New treaty draft weakens role of commission
by Daniel Mason
The latest draft of the European Union's fiscal compact weakens the demand for member states to insert a balanced budget rule into their constitutions and reduces the role of EU institutions in enforcing the rules.
The third version of the document, published today by the think-tank Open Europe, also sets January 1 2013 as the date the treaty would come into effect and reduces from 15 to 12 the minimum number of eurozone countries that must ratify it before it becomes law.
On Monday, German Chancellor Angela Merkel and French President Nicolas Sarkozy said negotiations over the treaty – designed to impose strict economic discipline in the eurozone to prevent a future debt crisis – were going well and that it should be signed by March 1.
But the third draft includes significant changes. Where the second version said member states would have to introduce the balanced budget rules "in national binding provisions of a constitutional or equivalent nature", the latest document calls for "provisions of binding force and permanent character, preferably constitutional, that are guaranteed to be respected".
It comes amid suggestions that some countries, including Ireland and Finland, would have to hold referendums to push through changes to their constitutions.
In another change, the power to take countries to court for not introducing the rule would be held by other member states rather than with the commission, which would only produce advisory reports. Under the terms of the third draft, the commission would not, as in previous versions, be able to submit recommendations to countries that have excessive public debt.

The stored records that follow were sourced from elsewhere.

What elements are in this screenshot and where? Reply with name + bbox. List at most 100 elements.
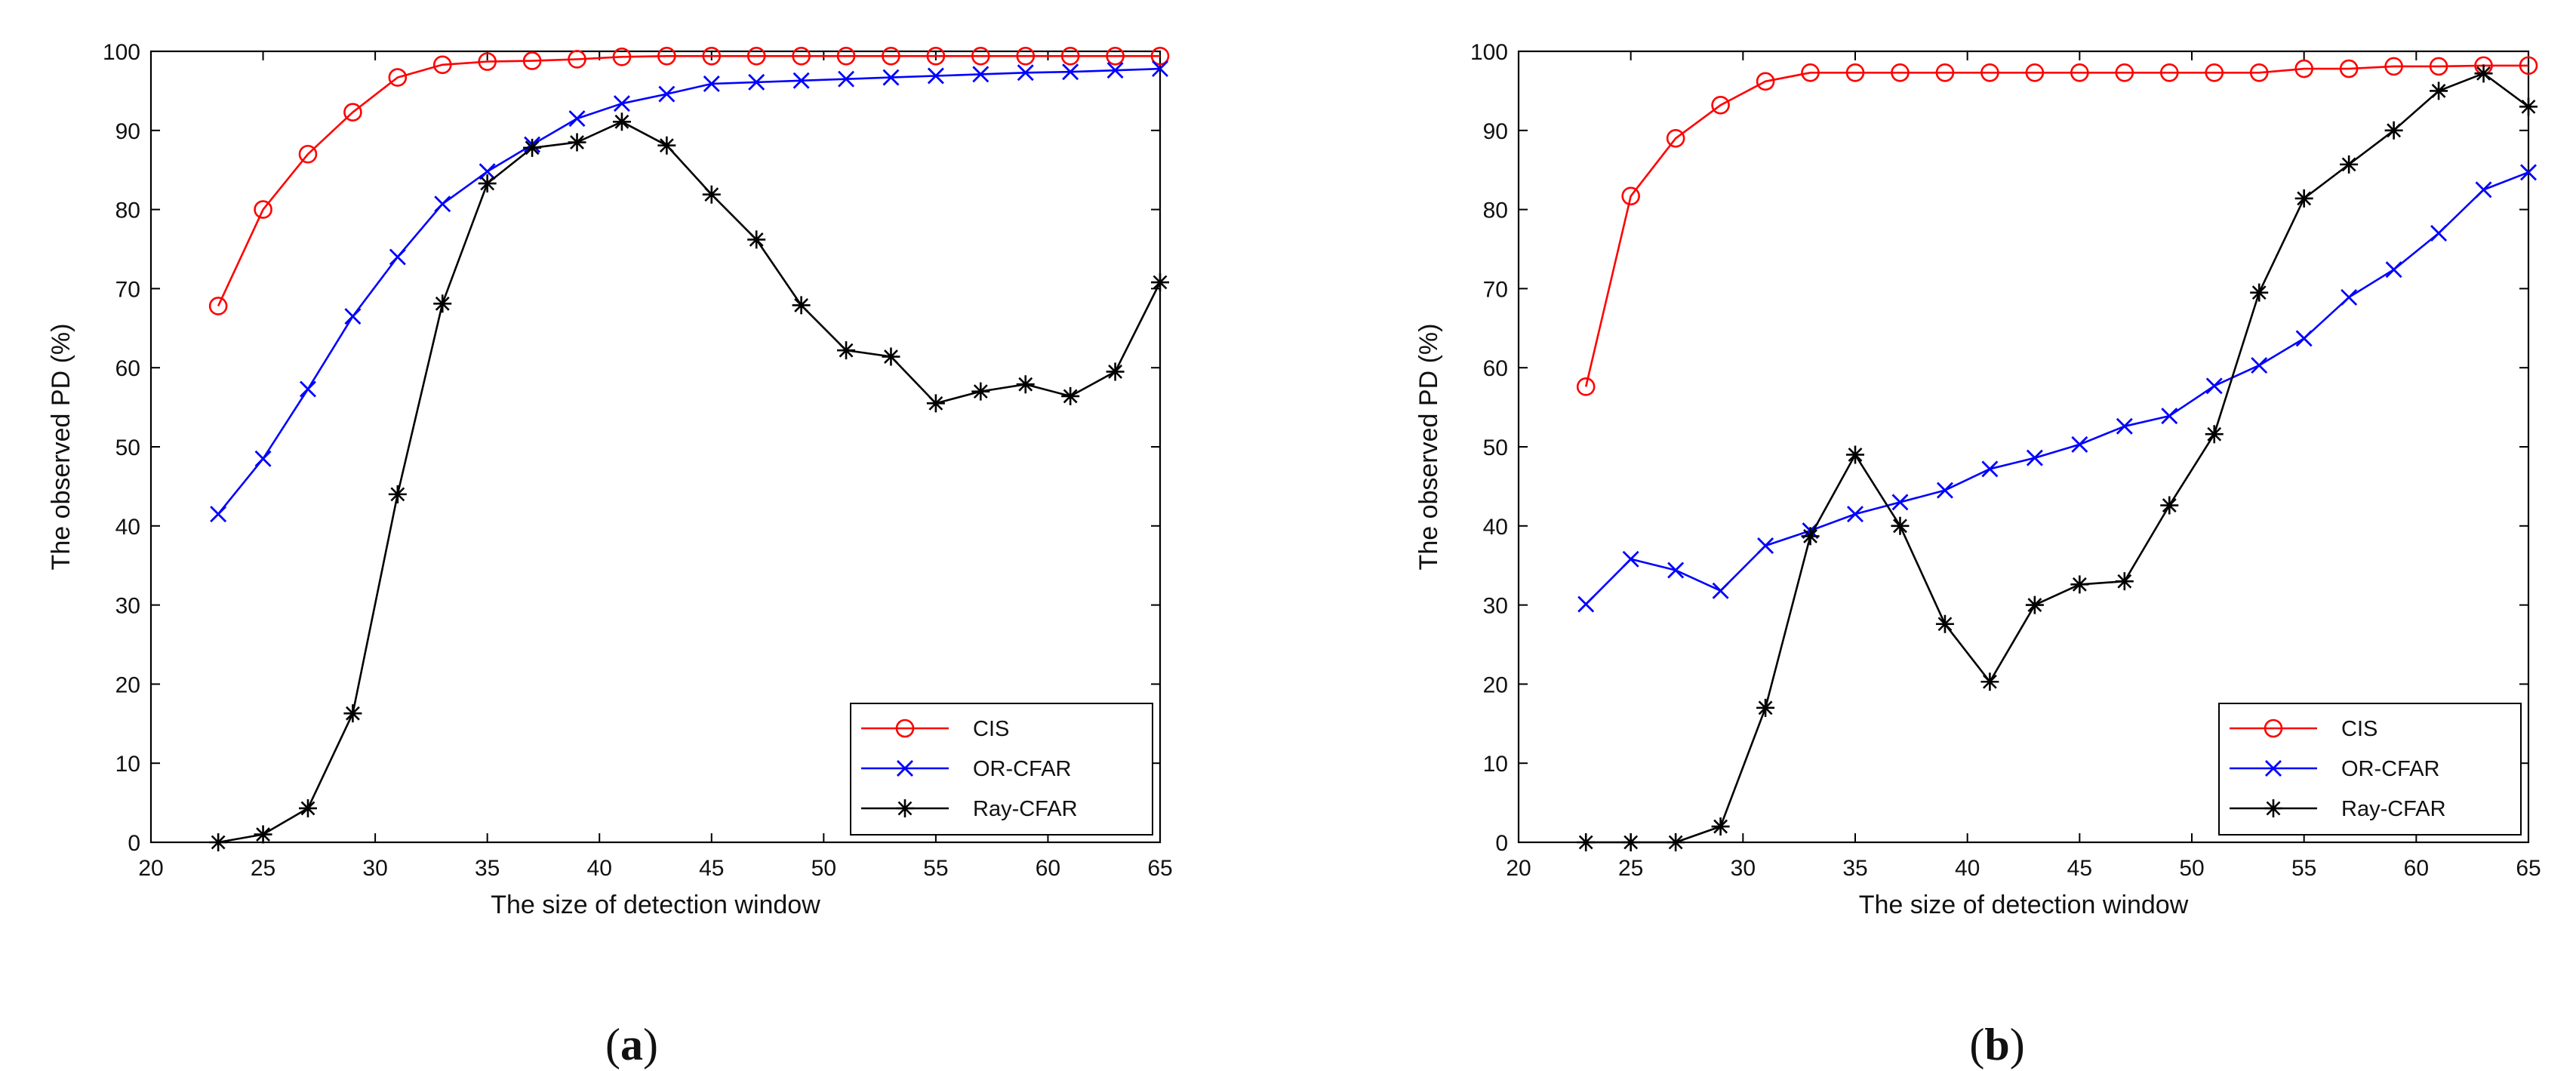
data-point — [2430, 82, 2448, 100]
x-tick-label: 20 — [1506, 856, 1531, 881]
data-point — [388, 68, 408, 87]
data-point — [568, 133, 586, 152]
data-point — [254, 200, 272, 219]
series-line — [217, 67, 1161, 515]
data-point — [1106, 362, 1125, 381]
legend-item: CIS — [861, 717, 1009, 741]
data-point — [657, 136, 676, 155]
data-point — [254, 825, 272, 844]
data-point — [1936, 482, 1953, 499]
series-line — [217, 55, 1160, 307]
x-tick-label: 25 — [1618, 856, 1643, 881]
y-tick-label: 60 — [1483, 356, 1508, 381]
data-point — [568, 50, 586, 69]
data-point — [2115, 63, 2134, 82]
data-point — [1150, 46, 1170, 66]
legend-label: CIS — [2341, 717, 2377, 741]
data-point — [1062, 63, 1079, 81]
data-point — [2384, 57, 2403, 76]
data-point — [1017, 64, 1034, 82]
data-point — [1935, 63, 1955, 82]
caption-paren-open: ( — [605, 1020, 620, 1069]
data-point — [2026, 449, 2043, 466]
data-point — [746, 46, 766, 66]
y-tick-label: 60 — [115, 356, 140, 381]
data-point — [702, 185, 721, 204]
x-axis-label: The size of detection window — [1859, 891, 2189, 919]
data-point — [1060, 46, 1080, 66]
data-point — [927, 67, 944, 85]
data-point — [208, 297, 228, 315]
data-point — [2025, 63, 2045, 82]
data-point — [2025, 596, 2044, 614]
series-cis — [208, 46, 1170, 315]
data-point — [703, 75, 720, 92]
series-line — [1585, 171, 2529, 605]
caption-paren-close: ) — [643, 1020, 658, 1069]
x-tick-label: 50 — [811, 856, 836, 881]
data-point — [2205, 63, 2224, 82]
series-line — [1586, 72, 2529, 844]
data-point — [1756, 698, 1775, 717]
legend-marker — [2265, 760, 2282, 777]
data-point — [254, 450, 272, 467]
data-point — [2475, 181, 2492, 199]
series-or-cfar — [1577, 164, 2537, 613]
series-line — [1584, 64, 2528, 387]
data-point — [2339, 59, 2359, 78]
data-point — [2519, 97, 2538, 116]
data-point — [2070, 575, 2089, 594]
data-point — [658, 85, 676, 103]
legend-item: OR-CFAR — [2230, 757, 2440, 781]
data-point — [882, 46, 900, 66]
caption-paren-open: ( — [1969, 1020, 1984, 1069]
legend-marker — [2264, 799, 2282, 817]
data-point — [2250, 283, 2269, 302]
x-tick-label: 60 — [2404, 856, 2429, 881]
data-point — [747, 230, 766, 249]
series-ray-cfar — [209, 112, 1169, 851]
legend-label: OR-CFAR — [2341, 757, 2440, 781]
data-point — [971, 46, 990, 66]
data-point — [1576, 377, 1596, 396]
data-point — [748, 73, 765, 91]
legend-item: Ray-CFAR — [861, 797, 1078, 821]
x-tick-label: 65 — [1147, 856, 1172, 881]
x-tick-label: 40 — [587, 856, 612, 881]
x-tick-label: 30 — [1731, 856, 1756, 881]
data-point — [1016, 375, 1035, 394]
legend-item: Ray-CFAR — [2230, 797, 2446, 821]
y-axis-label: The observed PD (%) — [1414, 324, 1443, 571]
data-point — [2116, 417, 2133, 435]
data-point — [1151, 273, 1169, 292]
y-tick-label: 30 — [1483, 594, 1508, 619]
legend-label: Ray-CFAR — [2341, 797, 2446, 821]
y-tick-label: 80 — [1483, 199, 1508, 223]
y-tick-label: 50 — [115, 435, 140, 460]
data-point — [792, 46, 811, 66]
data-point — [2341, 288, 2358, 306]
data-point — [479, 163, 496, 180]
data-point — [926, 46, 946, 66]
data-point — [478, 52, 497, 71]
legend-item: OR-CFAR — [861, 757, 1072, 781]
data-point — [2115, 572, 2134, 591]
y-tick-label: 90 — [115, 119, 140, 144]
data-point — [568, 110, 586, 128]
data-point — [1891, 494, 1909, 511]
y-tick-label: 40 — [115, 515, 140, 540]
data-point — [1577, 596, 1595, 613]
data-point — [522, 51, 542, 70]
y-tick-label: 70 — [1483, 277, 1508, 302]
panel-caption: (b) — [1969, 1020, 2024, 1069]
data-point — [344, 308, 362, 325]
x-tick-label: 40 — [1955, 856, 1980, 881]
legend-marker — [2264, 719, 2283, 738]
data-point — [702, 46, 722, 66]
x-tick-label: 65 — [2516, 856, 2541, 881]
data-point — [1667, 833, 1685, 851]
data-point — [613, 95, 630, 112]
data-point — [2205, 377, 2223, 395]
x-tick-label: 55 — [2291, 856, 2316, 881]
data-point — [1846, 445, 1864, 464]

The European Court of Justice's powers are also reduced compared to earlier texts, with its role reduced to overseeing the implementation of the balanced budget rule.
The treaty will force member states to run a balanced budget and limit public deficits to 0.5 per cent of gross domestic product. Where debt is lower than 60 per cent of GDP, deficits of up to 1 per cent would be allowed. However, in places the term structural deficit has been replaced by "structural balance".
However, the draft gives permission for member states to "deviate" from medium-term economic objectives "in case of an unusual even outside the control of the Contracting Party concerned which has a major impact on the financial position of the government or in periods of severe economic downturn".
Senior members of the European Parliament who are observing the negotiations derided the latest draft as "unacceptable". Liberal leader Guy Verhofstadt, Green MEP Daniel Cohn-Bendit, Roberto Gualtieri of the Socialists and Democrats, and Elmar Brok of the centre-right European People's Party said it was "not compatible with the existing EU treaties".
In joint statement they added: "The draft does not guarantee that any decision to implement the new agreement would be taken via the normal procedures laid down in the EU treaties to ensure proper democratic scrutiny and accountability."
As many as 26 EU member states are expected to sign up to the treaty after only the United Kingdom ruled itself out at December's summit after failing to win concessions to protect financial services and the single market.
But the possibility of joining is available to the UK, with the treaty "open to accession by member states of the EU other than the Contracting Parties upon application". The draft foresees the treaty being incorporated into EU law within five years.
Business for New Europe, a coalition of British business leaders, said today that the fiscal compact should be moved inside the EU treaty quickly. Philip Souta, BNE director, said: "As it is in our interest for the eurozone to resolve its problems as soon as possible, and given that the fiscal pact in the treaty is a step towards that aim, we should aim to have it incorporated into the EU treaties as soon as possible."
Britain has insisted that there should be no conflict between the treaty and issues such as the single market and EU institutions which affect all 27 members – and the latest draft, as well as weakening the commission's role, removes a reference to the internal market, suggesting a victory for the UK.
Meanwhile, following talks with Merkel in Berlin today Italian Prime Minister Mario Monti has said structural reforms meant Europe "doesn't have to fear any more that Italy is a possible source of contagion". Merkel added that she had "watched with great respect how quickly they have been implemented.
Elsewhere the commission said that Belgium, Cyprus, Malta and Poland had taken "effective action" to correct excessive deficits. But it warned Hungary that it had not done enough and threatened the country with sanctions.
And commission vice-president Olli Rehn told MEPs that a long-awaited deal between Greece and banks on debt restructuring would be finalised "shortly" after Merkel said that the next installment of Greece's bail-out was dependent on a successful conclusion to the negotiations. Private sector bond holders are expected to take a 50 per cent hit on Greek sovereign debt.